Now, am I correct in my reading of this thread that the PSX-AC boards damage the TIU to eventual failure  by virtual of doing their job (surge protection)?  IE the more derails, fat fingered car handling you have, the more it damages the TIU?    Is it only when the TIU is used passively?  Or both active and passive setups?  I have 4 major power blocks, and PSX-AC boards between my Z400s and the track.  I like that they kill power when there's a short, but restore it when the short is fixed.  Very handy for operating.  But I don't wanna kill my TIU.   And I'd rather not open the dang thing up and do surgery...

Sorry if this is already asked and answered...

The PCBs are pretty easy to assemble, all thru hole parts and nothing too small. Basic soldering is about all you need to know. The TIU tester has it's own thread we should probably move over to.  Here's a link to the other thread where GRJ developed the PCBs and files for getting the PCBs made.
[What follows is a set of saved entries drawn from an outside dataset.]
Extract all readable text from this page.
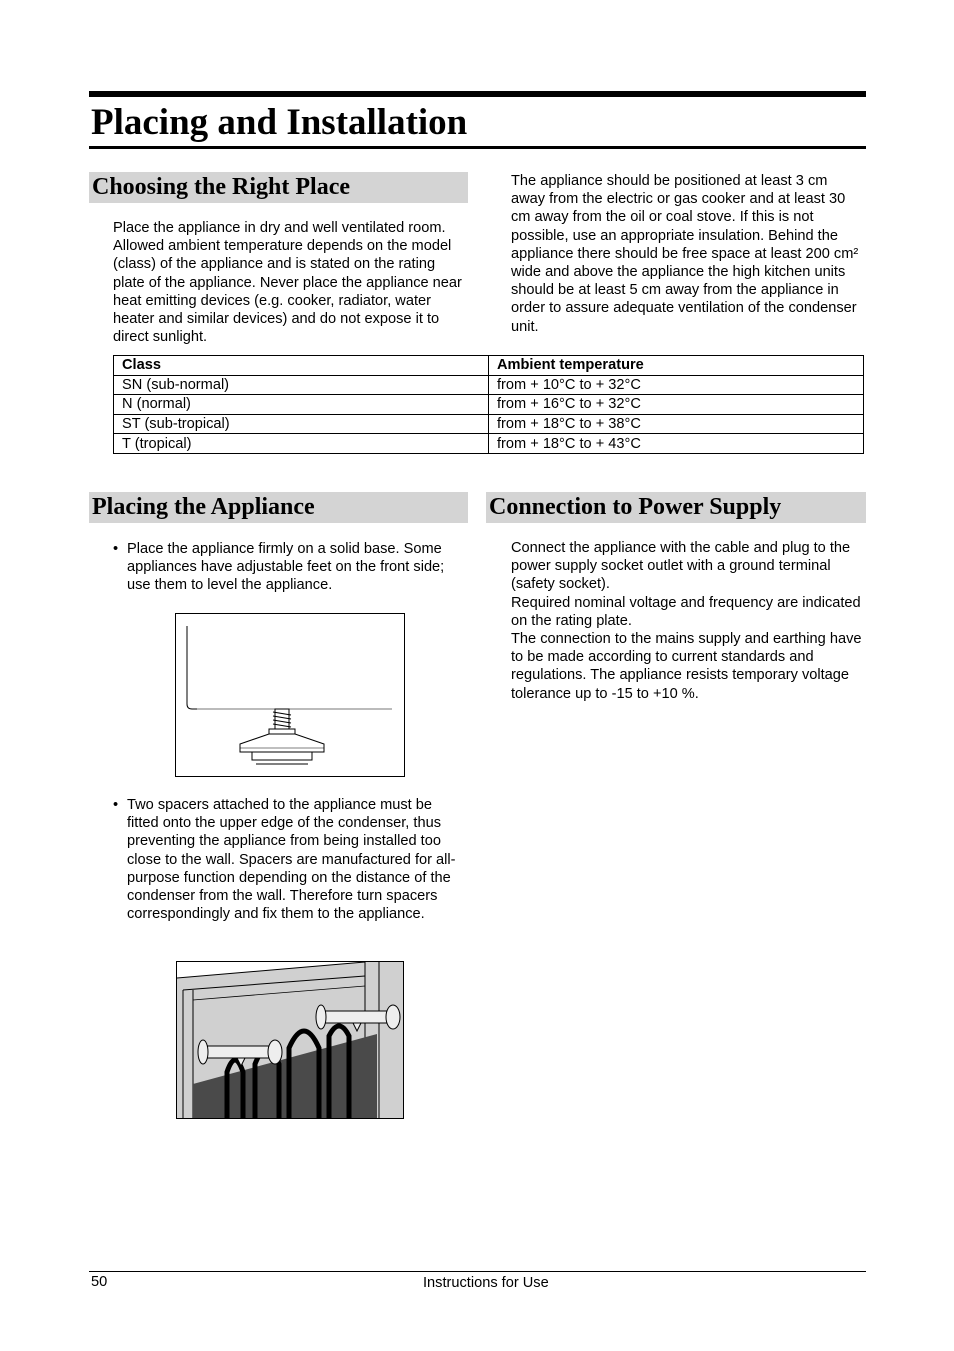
Placing and Installation
Choosing the Right Place

Place the appliance in dry and well ventilated room. Allowed ambient temperature depends on the model (class) of the appliance and is stated on the rating plate of the appliance. Never place the appliance near heat emitting devices (e.g. cooker, radiator, water heater and similar devices) and do not expose it to direct sunlight.

The appliance should be positioned at least 3 cm away from the electric or gas cooker and at least 30 cm away from the oil or coal stove. If this is not possible, use an appropriate insulation. Behind the appliance there should be free space at least 200 cm² wide and above the appliance the high kitchen units should be at least 5 cm away from the appliance in order to assure adequate ventilation of the condenser unit.

Class	Ambient temperature
SN (sub-normal)	from + 10°C to + 32°C
N (normal)	from + 16°C to + 32°C
ST (sub-tropical)	from + 18°C to + 38°C
T (tropical)	from + 18°C to + 43°C
Placing the Appliance
• Place the appliance firmly on a solid base. Some appliances have adjustable feet on the front side; use them to level the appliance.
• Two spacers attached to the appliance must be fitted onto the upper edge of the condenser, thus preventing the appliance from being installed too close to the wall. Spacers are manufactured for all-purpose function depending on the distance of the condenser from the wall. Therefore turn spacers correspondingly and fix them to the appliance.
Connection to Power Supply

Connect the appliance with the cable and plug to the power supply socket outlet with a ground terminal (safety socket).

Required nominal voltage and frequency are indicated on the rating plate.

The connection to the mains supply and earthing have to be made according to current standards and regulations. The appliance resists temporary voltage tolerance up to -15 to +10 %.

50	Instructions for Use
The link goes to a picture of the one GRJ built and there is another picture of one that JohnF built on the last page of the thread. Stan also posted some info on how to calibrate the tester when finished. I have not gotten that far on mine, still working on it. The boards I have are exactly like the one's in GRJ's post that I linked above, got them from the same place and all the parts are from Digikey.

 

Hi RTR12....Thanks for the info and the link to the new discussion...just finished reading all the pages...all good stuff!

Are you selling the PCB boards? I'd love to build one of these and very interested in buying one. The device would definitely allow me to easily check my TIUs for failure (I have one Rev. L that's suspect already).
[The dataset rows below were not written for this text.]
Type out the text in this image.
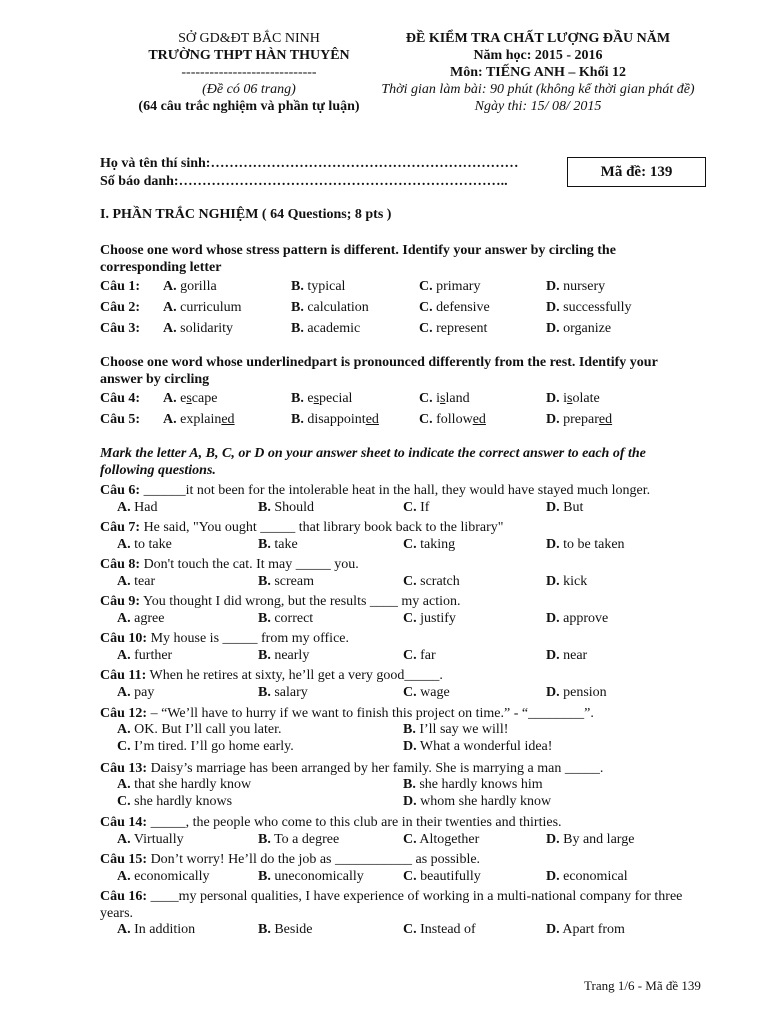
SỞ GD&ĐT BẮC NINH
TRƯỜNG THPT HÀN THUYÊN
-----------------------------
(Đề có 06 trang)
(64 câu trắc nghiệm và phần tự luận)
ĐỀ KIỂM TRA CHẤT LƯỢNG ĐẦU NĂM
Năm học: 2015 - 2016
Môn: TIẾNG ANH – Khối 12
Thời gian làm bài: 90 phút (không kể thời gian phát đề)
Ngày thi: 15/ 08/ 2015
Họ và tên thí sinh:…………………………………………………………
Số báo danh:……………………………………………………………..
Mã đề: 139
I. PHẦN TRẮC NGHIỆM ( 64 Questions; 8 pts )
Choose one word whose stress pattern is different. Identify your answer by circling the corresponding letter
Câu 1: A. gorilla	B. typical	C. primary	D. nursery
Câu 2: A. curriculum	B. calculation	C. defensive	D. successfully
Câu 3: A. solidarity	B. academic	C. represent	D. organize
Choose one word whose underlinedpart is pronounced differently from the rest. Identify your answer by circling
Câu 4: A. escape	B. especial	C. island	D. isolate
Câu 5: A. explained	B. disappointed	C. followed	D. prepared
Mark the letter A, B, C, or D on your answer sheet to indicate the correct answer to each of the following questions.
Câu 6: ______it not been for the intolerable heat in the hall, they would have stayed much longer.
A. Had	B. Should	C. If	D. But
Câu 7: He said, "You ought _____ that library book back to the library"
A. to take	B. take	C. taking	D. to be taken
Câu 8: Don't touch the cat. It may _____ you.
A. tear	B. scream	C. scratch	D. kick
Câu 9: You thought I did wrong, but the results ____ my action.
A. agree	B. correct	C. justify	D. approve
Câu 10: My house is _____ from my office.
A. further	B. nearly	C. far	D. near
Câu 11: When he retires at sixty, he’ll get a very good_____.
A. pay	B. salary	C. wage	D. pension
Câu 12: – “We’ll have to hurry if we want to finish this project on time.” - “________”.
A. OK. But I’ll call you later.	B. I’ll say we will!
C. I’m tired. I’ll go home early.	D. What a wonderful idea!
Câu 13: Daisy’s marriage has been arranged by her family. She is marrying a man _____.
A. that she hardly know	B. she hardly knows him
C. she hardly knows	D. whom she hardly know
Câu 14: _____, the people who come to this club are in their twenties and thirties.
A. Virtually	B. To a degree	C. Altogether	D. By and large
Câu 15: Don’t worry! He’ll do the job as ___________ as possible.
A. economically	B. uneconomically	C. beautifully	D. economical
Câu 16: ____my personal qualities, I have experience of working in a multi-national company for three years.
A. In addition	B. Beside	C. Instead of	D. Apart from
Trang 1/6 - Mã đề 139
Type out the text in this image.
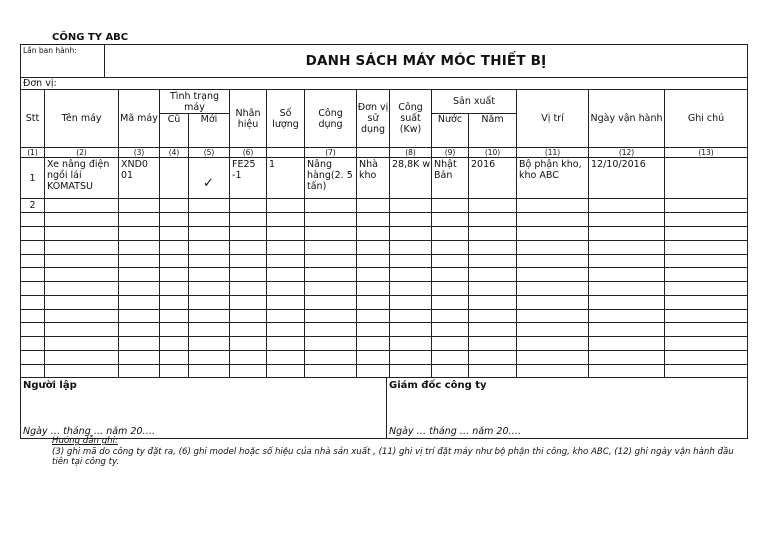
CÔNG TY ABC
Lần ban hành:	DANH SÁCH MÁY MÓC THIẾT BỊ
Đơn vị:
Stt	Tên máy	Mã máy	Tình trạng máy		Nhãn hiệu	Số lượng	Công dụng	Đơn vị sử dụng	Công suất (Kw)	Sản xuất		Vị trí	Ngày vận hành	Ghi chú
			Cũ	Mới						Nước	Năm			
(1)	(2)	(3)	(4)	(5)	(6)		(7)		(8)	(9)	(10)	(11)	(12)	(13)
1	Xe nâng điện ngồi lái KOMATSU	XND0 01		✓	FE25 -1	1	Nâng hàng(2. 5 tấn)	Nhà kho	28,8K w	Nhật Bản	2016	Bộ phận kho, kho ABC	12/10/2016	
2														

Người lập
Ngày … tháng … năm 20….

Giám đốc công ty
Ngày … tháng … năm 20….
Hướng dẫn ghi:
(3) ghi mã do công ty đặt ra, (6) ghi model hoặc số hiệu của nhà sản xuất , (11) ghi vị trí đặt máy như bộ phận thi công, kho ABC, (12) ghi ngày vận hành đầu tiên tại công ty.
BTW....which version of the board did you get produced....singe LED or dual LED?

 

rtr12 posted:

The PCBs are pretty easy to assemble, all thru hole parts and nothing too small. Basic soldering is about all you need to know. The TIU tester has it's own thread we should probably move over to.  Here's a link to the other thread where GRJ developed the PCBs and files for getting the PCBs made. The link goes to a picture of the one GRJ built and there is another picture of one that JohnF built on the last page of the thread. Stan also posted some info on how to calibrate the tester when finished. I have not gotten that far on mine, still working on it. The boards I have are exactly like the one's in GRJ's post that I linked above, got them from the same place and all the parts are from Digikey.